Fear of discovery propels Webster to Madrid in search of "real" flamenco. He thinks he finds it with a bunch of gypsies and is prepared to share a room with cockroaches and "the unforgiving stench of cat piss" in order to learn at their feet. They accept el churumbel (gypsy slang for kid) at a terrifying price: soon the skinny, blond honorary gypsy is sniffing coke and stealing cars. Only when one of the gang dies in a high-speed escapade does Webster come to his senses and split.

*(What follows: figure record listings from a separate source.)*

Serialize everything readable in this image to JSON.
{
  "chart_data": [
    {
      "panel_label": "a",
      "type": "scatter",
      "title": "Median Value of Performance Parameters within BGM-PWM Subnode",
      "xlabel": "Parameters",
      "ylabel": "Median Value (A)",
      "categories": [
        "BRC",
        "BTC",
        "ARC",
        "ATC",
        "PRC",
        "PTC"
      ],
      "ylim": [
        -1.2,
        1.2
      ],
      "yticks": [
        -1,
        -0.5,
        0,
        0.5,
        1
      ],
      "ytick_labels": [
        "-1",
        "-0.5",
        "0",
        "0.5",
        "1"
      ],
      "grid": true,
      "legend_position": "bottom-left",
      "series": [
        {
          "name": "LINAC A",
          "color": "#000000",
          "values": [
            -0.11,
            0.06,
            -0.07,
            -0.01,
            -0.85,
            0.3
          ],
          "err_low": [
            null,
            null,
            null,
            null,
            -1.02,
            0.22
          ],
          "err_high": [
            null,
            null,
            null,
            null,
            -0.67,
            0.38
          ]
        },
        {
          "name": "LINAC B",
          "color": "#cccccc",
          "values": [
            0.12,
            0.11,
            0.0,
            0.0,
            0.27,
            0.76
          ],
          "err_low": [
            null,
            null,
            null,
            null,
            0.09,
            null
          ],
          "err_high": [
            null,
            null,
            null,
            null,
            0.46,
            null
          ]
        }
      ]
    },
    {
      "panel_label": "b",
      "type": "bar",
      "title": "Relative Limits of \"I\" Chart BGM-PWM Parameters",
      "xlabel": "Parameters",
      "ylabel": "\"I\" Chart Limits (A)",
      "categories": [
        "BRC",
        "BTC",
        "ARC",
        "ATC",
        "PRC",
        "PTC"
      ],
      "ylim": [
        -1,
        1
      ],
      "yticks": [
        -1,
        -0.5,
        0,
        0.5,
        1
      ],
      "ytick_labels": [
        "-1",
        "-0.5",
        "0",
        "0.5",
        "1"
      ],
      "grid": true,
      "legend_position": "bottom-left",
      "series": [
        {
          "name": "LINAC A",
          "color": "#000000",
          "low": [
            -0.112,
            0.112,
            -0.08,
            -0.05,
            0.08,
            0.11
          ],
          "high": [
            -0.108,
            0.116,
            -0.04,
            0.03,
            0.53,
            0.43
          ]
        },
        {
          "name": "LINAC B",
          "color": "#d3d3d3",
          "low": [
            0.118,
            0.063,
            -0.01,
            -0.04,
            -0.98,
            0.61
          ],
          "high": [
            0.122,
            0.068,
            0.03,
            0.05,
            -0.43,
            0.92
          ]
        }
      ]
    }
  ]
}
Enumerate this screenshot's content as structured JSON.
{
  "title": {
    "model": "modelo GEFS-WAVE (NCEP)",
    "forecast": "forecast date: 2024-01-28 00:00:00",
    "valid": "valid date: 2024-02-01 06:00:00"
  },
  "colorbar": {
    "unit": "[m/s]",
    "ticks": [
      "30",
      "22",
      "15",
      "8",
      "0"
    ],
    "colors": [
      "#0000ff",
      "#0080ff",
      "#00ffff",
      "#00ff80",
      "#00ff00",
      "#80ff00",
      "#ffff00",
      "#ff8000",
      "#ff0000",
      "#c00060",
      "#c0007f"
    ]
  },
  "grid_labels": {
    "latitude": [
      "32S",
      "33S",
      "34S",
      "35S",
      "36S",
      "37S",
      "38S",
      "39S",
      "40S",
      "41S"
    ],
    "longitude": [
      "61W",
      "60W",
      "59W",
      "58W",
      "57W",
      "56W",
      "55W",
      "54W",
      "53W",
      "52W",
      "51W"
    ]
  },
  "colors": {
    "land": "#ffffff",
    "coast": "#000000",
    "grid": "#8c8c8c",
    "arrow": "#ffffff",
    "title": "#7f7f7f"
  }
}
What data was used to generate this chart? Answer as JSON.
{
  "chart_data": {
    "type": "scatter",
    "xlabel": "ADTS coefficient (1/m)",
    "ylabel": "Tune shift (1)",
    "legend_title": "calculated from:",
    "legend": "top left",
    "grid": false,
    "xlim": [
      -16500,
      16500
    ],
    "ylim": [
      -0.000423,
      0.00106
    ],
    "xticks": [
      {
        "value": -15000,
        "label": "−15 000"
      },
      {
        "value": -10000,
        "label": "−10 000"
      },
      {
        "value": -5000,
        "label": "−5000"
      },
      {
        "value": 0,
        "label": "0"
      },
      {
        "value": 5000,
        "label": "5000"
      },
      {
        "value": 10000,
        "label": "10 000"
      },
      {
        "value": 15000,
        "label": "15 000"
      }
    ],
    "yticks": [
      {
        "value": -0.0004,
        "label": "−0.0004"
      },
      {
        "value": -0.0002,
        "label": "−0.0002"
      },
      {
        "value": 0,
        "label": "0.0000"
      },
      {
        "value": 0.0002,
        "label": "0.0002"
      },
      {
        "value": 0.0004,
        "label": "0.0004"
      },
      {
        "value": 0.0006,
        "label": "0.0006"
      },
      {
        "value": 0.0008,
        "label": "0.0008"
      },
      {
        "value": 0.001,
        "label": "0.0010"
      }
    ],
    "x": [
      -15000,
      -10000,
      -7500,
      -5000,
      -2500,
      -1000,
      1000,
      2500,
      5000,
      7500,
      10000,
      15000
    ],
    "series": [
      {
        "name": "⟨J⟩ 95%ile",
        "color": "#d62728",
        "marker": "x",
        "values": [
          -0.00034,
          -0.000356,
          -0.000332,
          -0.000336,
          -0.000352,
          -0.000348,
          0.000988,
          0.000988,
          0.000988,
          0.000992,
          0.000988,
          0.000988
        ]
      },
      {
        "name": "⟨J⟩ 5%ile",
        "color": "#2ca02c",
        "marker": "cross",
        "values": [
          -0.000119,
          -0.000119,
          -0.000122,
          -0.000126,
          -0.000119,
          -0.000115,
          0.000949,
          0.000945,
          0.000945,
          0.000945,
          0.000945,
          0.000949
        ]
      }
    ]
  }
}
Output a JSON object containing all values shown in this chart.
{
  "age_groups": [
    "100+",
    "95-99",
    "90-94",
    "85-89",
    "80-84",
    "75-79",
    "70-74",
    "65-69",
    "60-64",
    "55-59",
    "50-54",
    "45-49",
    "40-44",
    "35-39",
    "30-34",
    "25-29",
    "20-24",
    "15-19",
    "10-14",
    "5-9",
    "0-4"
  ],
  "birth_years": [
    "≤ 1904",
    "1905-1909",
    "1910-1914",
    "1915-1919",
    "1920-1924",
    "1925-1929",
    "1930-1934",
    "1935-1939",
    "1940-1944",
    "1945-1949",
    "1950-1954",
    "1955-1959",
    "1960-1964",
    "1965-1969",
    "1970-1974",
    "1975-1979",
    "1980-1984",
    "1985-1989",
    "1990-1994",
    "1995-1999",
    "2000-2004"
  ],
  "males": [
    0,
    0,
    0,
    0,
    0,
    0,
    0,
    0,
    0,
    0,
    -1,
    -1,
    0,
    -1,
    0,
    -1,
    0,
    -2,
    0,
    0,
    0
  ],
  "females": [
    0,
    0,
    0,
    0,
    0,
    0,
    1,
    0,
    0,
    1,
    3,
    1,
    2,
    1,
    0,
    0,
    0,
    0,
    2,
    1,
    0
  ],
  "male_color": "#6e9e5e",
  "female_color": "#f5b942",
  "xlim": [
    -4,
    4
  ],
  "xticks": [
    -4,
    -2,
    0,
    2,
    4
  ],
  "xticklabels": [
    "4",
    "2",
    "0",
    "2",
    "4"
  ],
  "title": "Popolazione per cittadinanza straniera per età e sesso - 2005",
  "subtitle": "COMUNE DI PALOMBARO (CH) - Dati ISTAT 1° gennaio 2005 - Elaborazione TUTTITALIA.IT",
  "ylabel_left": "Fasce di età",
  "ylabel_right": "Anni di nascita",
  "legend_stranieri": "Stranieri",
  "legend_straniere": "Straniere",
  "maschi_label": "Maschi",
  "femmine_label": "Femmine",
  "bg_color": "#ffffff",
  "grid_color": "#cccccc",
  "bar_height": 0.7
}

In Granada, he plays guitar for dance classes, hangs out with the ageless and enigmatic Grace, an Englishwoman who has discovered her own particular duende, and watches the great Paco de Lucia perform amid the splendour of the Alhambra. In the magic of the flower-scented night, Webster, the Arabic scholar, recognises that such artistry requires "genius and discipline: the subtle concept of duende at the heart of flamenco cannot be produced by cocaine, any more than LSD brings genuine enlightenment".

A few years on, Webster is living in Valencia with a dancer whom he accompanies only as she works out. The book ends with the guitar no longer the centre of his life, merely an essential part of his day. He has come of age. Reading Duende, you learn a good deal about an ancient and complex art form that the unlamented Generalissimo ordered reinvented for the tourists: flamenco-lite was as much a part of Franco's Spain as straw donkeys and bullfight posters.

These days, real flamenco is being taken seriously again, in Spain and beyond: the Escuela de Baile in London's Camden Town offers courses on palmas (clapping) and castanets, as well as on voice, dance and guitar. But if a white boy can't sing the blues, can a mere Brit play flamenco? If only Duende came with a CD: El Churumbel would be a great title.